Earle Jager served in the Navy Reserve from 1945-46, just after the conclusion of World War II.
“It was a very fortunate experience that I didn’t hear a shot fired in anger,” said Jager. “Out of it, I got my G.I. benefits and went to college. I’m always grateful for our great country.”
As an Air Force crew member stationed in Great Falls, Mont., from 1952-56, Bill Chun-Hoon helped fly supplies to Washington and Alaska’s Aleutian Islands to assist with the Korean War effort. He, too, received G.I. benefits following his discharge and went on to become a school principal.
Dave Bryan and Charles Patterson were both Air Force physicians during the Vietnam War.
“I had pretty safe duty to speak of, but I had a great time,” said Bryan, who brushed elbows with powerful B-52 bomber jets while stationed at the U-Tapao Airfield in Thailand. “Two years I’d never trade for anything, but two years I don’t think I’d go back and do.”
Patterson was a military psychiatrist and, like Chun-Hoon, was stationed in Great Falls. The son and nephew of World War II veterans, Patterson shared a story about the time he almost had to negotiate with a commercial airplane hijacker flying in from Seattle. The plane ultimately landed safely at a different airport.

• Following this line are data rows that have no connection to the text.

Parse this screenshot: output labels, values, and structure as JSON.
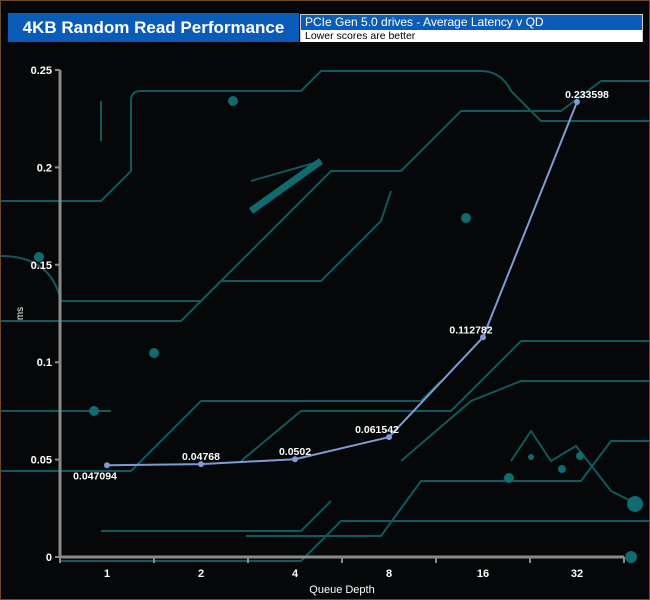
{
  "header": {
    "title": "4KB Random Read Performance",
    "subtitle": "PCIe Gen 5.0 drives -  Average Latency v QD",
    "note": "Lower scores are better"
  },
  "colors": {
    "header_blue": "#0a5cb8",
    "series": "#7f9ad6",
    "circuit": "#0f5a5c",
    "axis": "#8a8a8a"
  },
  "chart_data": {
    "type": "line",
    "title": "4KB Random Read Performance",
    "xlabel": "Queue Depth",
    "ylabel": "ms",
    "categories": [
      "1",
      "2",
      "4",
      "8",
      "16",
      "32"
    ],
    "series": [
      {
        "values": [
          0.047094,
          0.04768,
          0.0502,
          0.061542,
          0.112782,
          0.233598
        ]
      }
    ],
    "data_labels": [
      "0.047094",
      "0.04768",
      "0.0502",
      "0.061542",
      "0.112782",
      "0.233598"
    ],
    "ylim": [
      0,
      0.25
    ],
    "yticks": [
      "0",
      "0.05",
      "0.1",
      "0.15",
      "0.2",
      "0.25"
    ],
    "grid": false,
    "legend": "none"
  }
}
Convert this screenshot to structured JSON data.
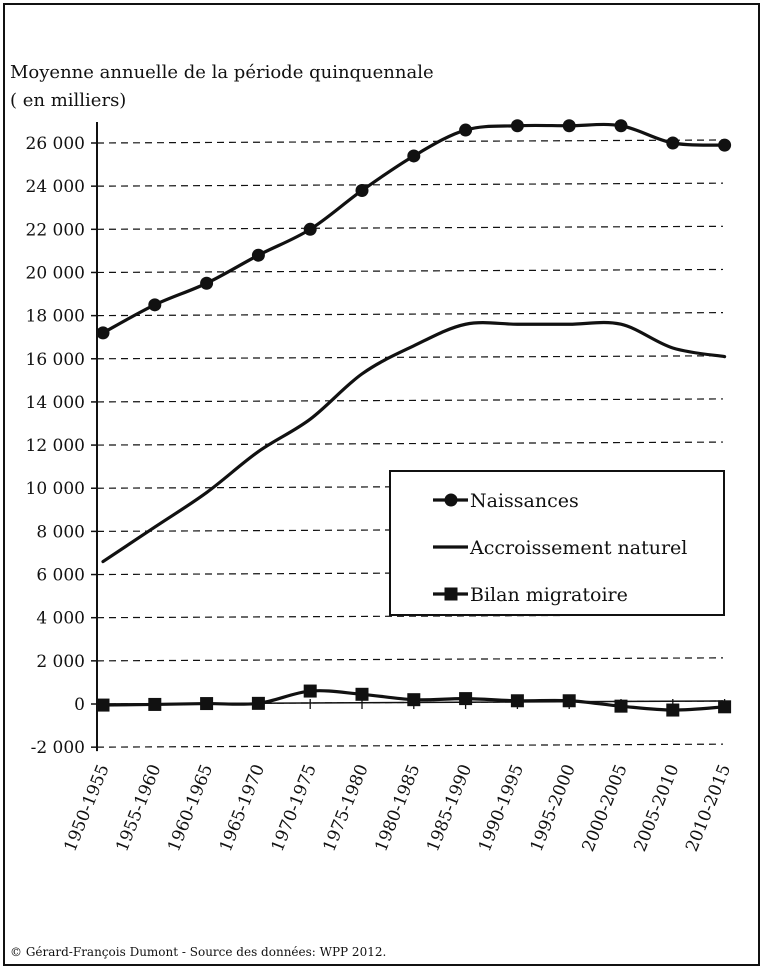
{
  "chart_data": {
    "type": "line",
    "ylabel_line1": "Moyenne annuelle de la période quinquennale",
    "ylabel_line2": "( en milliers)",
    "categories": [
      "1950-1955",
      "1955-1960",
      "1960-1965",
      "1965-1970",
      "1970-1975",
      "1975-1980",
      "1980-1985",
      "1985-1990",
      "1990-1995",
      "1995-2000",
      "2000-2005",
      "2005-2010",
      "2010-2015"
    ],
    "ylim": [
      -2000,
      26000
    ],
    "yticks": [
      -2000,
      0,
      2000,
      4000,
      6000,
      8000,
      10000,
      12000,
      14000,
      16000,
      18000,
      20000,
      22000,
      24000,
      26000
    ],
    "ytick_labels": [
      "-2 000",
      "0",
      "2 000",
      "4 000",
      "6 000",
      "8 000",
      "10 000",
      "12 000",
      "14 000",
      "16 000",
      "18 000",
      "20 000",
      "22 000",
      "24 000",
      "26 000"
    ],
    "grid": "dashed horizontal",
    "legend_position": "center-right",
    "series": [
      {
        "name": "Naissances",
        "marker": "circle",
        "values": [
          17200,
          18500,
          19500,
          20800,
          22000,
          23800,
          25400,
          26600,
          26800,
          26800,
          26800,
          26000,
          25900
        ]
      },
      {
        "name": "Accroissement naturel",
        "marker": "none",
        "values": [
          6600,
          8200,
          9800,
          11700,
          13200,
          15300,
          16600,
          17600,
          17600,
          17600,
          17600,
          16500,
          16100
        ]
      },
      {
        "name": "Bilan migratoire",
        "marker": "square",
        "values": [
          -50,
          -20,
          20,
          30,
          600,
          450,
          200,
          250,
          150,
          150,
          -100,
          -280,
          -130
        ]
      }
    ]
  },
  "credit": "© Gérard-François Dumont - Source des données: WPP 2012.",
  "colors": {
    "line": "#111111",
    "grid": "#111111",
    "background": "#ffffff"
  }
}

Veteran Richard Berklite never experienced that same level of action, partly because he did not serve during wartime. Following the meeting, Berklite admitted that he “always feels kind of inferior because most of the guys really were in combat.” This sentiment, though, is nonsense, according to Marine Sgt. Joseph Wong.
“Freedom is not free,” said the Korean War veteran, urging his peers to spread the word about the San Marino Veterans Group. “We should have a lot more veterans here. I think many of the veterans do not show up because they think because they didn’t serve in a fighting area, they weren’t true veterans. … Anyone who put a uniform on could have died. If we didn’t, we’re lucky enough to be back here. But we all did our part.”